In his 1943 book The Abolition of Man, C. S. Lewis predicts that there will be a time, “not too far off,” when humanity’s technological prowess will enable us to conquer human nature—to reject, alter, and abolish limits heretofore thought to be permanent. Since his time, we have made great strides toward moderating cyclical economic crises (such as the Great Depression of 1837, the Long Depression of the late 1800s, and the Great Depression of the 1930s), eliminating the structural or natural causes of famine, and reducing the rate of infant mortality to a fraction of what it was even sixty years ago, let alone for most of human history. And yet, in overcoming natural limitations—in overthrowing forever not only the externally imposed “ought” of gods and kings, but also the “ought” implicit in the still, small voice of nature itself—we have, as Lewis put it, “stepped into the void,” in which “everything except the sic volo, sic jubeo [thus I will, thus I command] has been explained away.” The only ground for human action in such a world is the necessarily untutored movements of human will.
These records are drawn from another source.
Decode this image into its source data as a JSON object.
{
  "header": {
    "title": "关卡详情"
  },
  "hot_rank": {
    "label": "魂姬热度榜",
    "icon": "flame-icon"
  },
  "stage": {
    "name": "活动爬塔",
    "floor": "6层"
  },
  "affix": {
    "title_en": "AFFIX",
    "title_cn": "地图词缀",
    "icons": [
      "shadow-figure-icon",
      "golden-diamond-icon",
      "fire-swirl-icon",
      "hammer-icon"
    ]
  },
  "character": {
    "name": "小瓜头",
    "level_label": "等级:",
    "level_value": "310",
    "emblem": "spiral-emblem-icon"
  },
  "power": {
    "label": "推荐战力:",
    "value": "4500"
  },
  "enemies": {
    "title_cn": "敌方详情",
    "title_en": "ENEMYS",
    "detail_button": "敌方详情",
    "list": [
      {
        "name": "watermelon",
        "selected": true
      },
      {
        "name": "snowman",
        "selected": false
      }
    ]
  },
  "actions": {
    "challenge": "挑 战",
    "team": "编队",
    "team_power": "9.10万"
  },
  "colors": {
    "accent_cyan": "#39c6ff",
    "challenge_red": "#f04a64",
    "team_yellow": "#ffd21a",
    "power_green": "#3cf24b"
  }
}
William Bain, a political scientist at the National University of Singapore, paints a very similar picture in his 2020 book Political Theology of International Order. The world in which we find ourselves “discloses no pre-given pattern of meaning or purpose,” in which all meaning is constructed meaning, all order “imposed order.” Put differently, we live in a world in which the only basis for human action or belief is “conditional assertions of will.” Yet Bain’s account differs from Lewis’s in two crucial respects. First, Bain locates the origins of this world in the very last place Lewis would have thought to find them: Christianity itself. Second, where Lewis feared that nihilism was a prelude to unprecedented tyranny, Bain argues that nihilism is both the necessary result of a world transformed by Christian freedom and the foundation of the modern liberal order (and indeed of all future political action).